Dérapages – Pierre Pelot

Au Québec, Zèke Paillette parti pêcher dans le lac Porte-Vent près de son village de L’Outardière par une belle journée de juillet se réveille au pied d’un arbre dans un paysage dévasté par des travaux de terrassement, balayé par un vent glacé et plongé dans la brume à la place du havre de paix bucolique habituel.

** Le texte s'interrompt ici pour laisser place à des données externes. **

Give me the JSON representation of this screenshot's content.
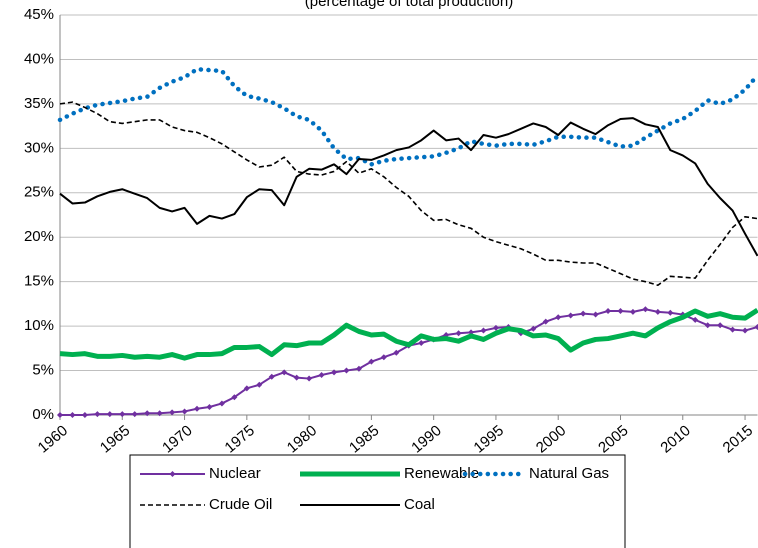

Sur le plan matériel, Zèke se rend vite compte qu’il a fait un bond dans l’avenir, dans la concrétisation de sa plus grande crainte, la construction annoncée d’une usine à papier défigurant la nature qu’il aime tant depuis son enfance, et puis sa récente blessure aux doigts a disparu. Sur le plan mental, Zèke est vite submergé par des visions prolongeant l’inquiétante étrangeté, des séquences comme filmées, d’un point de vue subjectif, d’un homme et d’une femme massacrés au hachoir dans une maison qu’il ne connait pas, scène centrale du récit présentant le seul vrai moment d’action et validant la dimension schizophrène dans un déroulé implacablement gore. La thématique a priori science-fictive est en fait développée par le biais d’un fantastique psychologique oppressant, de brouillard et de migraine, autour de l’unique véritable personnage, de ses souvenirs, de ses crises visionnaires et de ses réflexions théoriques sur son saut temporel. Exemple type de l’histoire solipsiste, la paranoïa est nourrie par l’impossibilité de communiquer avec les autres qui manient une langue incompréhensible et semblent reconnaitre en lui un autre constituant une menace car les illuminations subies par Zèke ne proviennent pas d’une source extérieure mais découlent de son autre lui-même dont il occupe le corps sans connaitre sa vie dans l’intervalle. Le roman présente une forme de minimalisme autour d’un concept métaphysique fort et des implications ontologiques de ce qui était écrit, de la prédétermination validée a posteriori dans une irréversibilité imposée, suprême illustration d’un pessimisme en tant que malédiction qui s’exprime dans l’impuissance cruelle du sujet piégé au sein d’un impitoyable possible dystopique réalisable déjà joué.